Non-congested roadways are important to all community stakeholders, including Sierra Properties. For the past two years we have worked diligently with many transportation authorities, including the Hernando County Metropolitan Planning Organization and the state Department of Transportation. Six detailed transportation studies have been reviewed to ensure Hickory Hill will mitigate for all of its roadway impacts. Additionally, the project was proactively and innovatively planned to provide access onto major collector roads. The current Hickory Hill plan purposely does not allow direct access to local or rural roads so that local traffic congestion on those roads would be minimized. This is good planning and shows respect for our neighbors.

The guest column stated "Hickory Hill will cause service levels on area roads to fail at a more rapid rate than if it were not built." This is simply not true. If Hickory Hill is not built, some form of development will occur on the subject property. If development were to proceed as is allowed under the current Comprehensive Growth Management Plan, there would be no additional access restrictions. This lack of access restrictions likely would result in many individual driveways, which would access all adjacent local roads, thereby increasing traffic on these rural roads.

The fact is, according to applicable rules and laws, that Hickory Hill must maintain or improve all level of service standards.


There have literally been hundreds of modifications to the Hickory Hill plan since its submittal in early 2005. Some of the most recognized changes:

- Inclusion of innovative density and buffering zones.

- Enhancement in all environmental protection measures.

- Significant commitment to open space.

- Financial commitments above and beyond county requirements to school, fire and transportation needs.

- Commitment to set a benchmark for protecting water quality and quantity in the county.

The Hickory Hill community continues to be refined, incorporating relevant information, to ensure a quality development for Hernando County that connects and enhances the community.

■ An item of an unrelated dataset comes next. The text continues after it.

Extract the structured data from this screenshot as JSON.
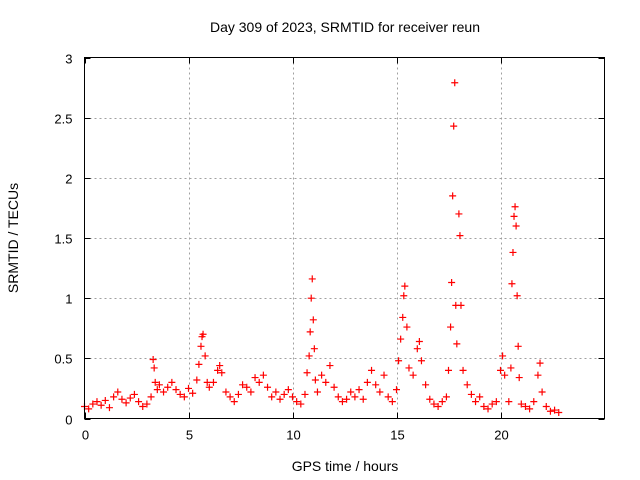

Also related to compatibility, the current Hickory Hill plan provides both a 200-foot buffer around the perimeter fronting the Spring Lake side of the project, as well as "step-down" density zones in order to maximize compatibilities between adjacent land uses, including the I-75/SR 50 PDD and Spring Lake. The 200-foot buffer around Hickory Hill is 100 percent larger than the buffer required around active mines in Hernando County, and also is larger than any other buffer we are able to find in Hernando County.

Population growth

The guest column had one thing absolutely right: "Yes, growth is here and more is coming." According to official Florida population surveys produced by the Bureau of Economic and Business Research, as well as Hernando County's own population growth assumptions, about 130,000 new residents will move to Hernando County during the next 20 years. This will create a need for approximately 65,000 new homes. Hickory Hill will provide for roughly 3 percent of this needed housing supply. Also, Hickory Hill provides a rare opportunity to master plan a large parcel of property in a sustainable and environmentally friendly manner. Hickory Hill will provide a unique product that is in high demand and very low supply.

The key to effective planning is to think ahead, always looking to the demands of the future. As the first line in the Growth Policy section of Florida Statutes (Chapter 163.3191) reads, "The planning program shall be a continuous and ongoing process." To sit back and wait until growth arrives is not good policy. Now is the time to provide the certainty of a high-quality and low-density land use for the Hickory Hill parcel.

We appreciate the opportunity for continued open communication with all community stakeholders. It is our promise to continue to work diligently to provide accurate and independently verifiable information in a timely manner.

Sebring Sierra is vice president of operations for Sierra Properties. Guest columnists write their own views on subjects they choose, which do not necessarily reflect the opinions of this newspaper.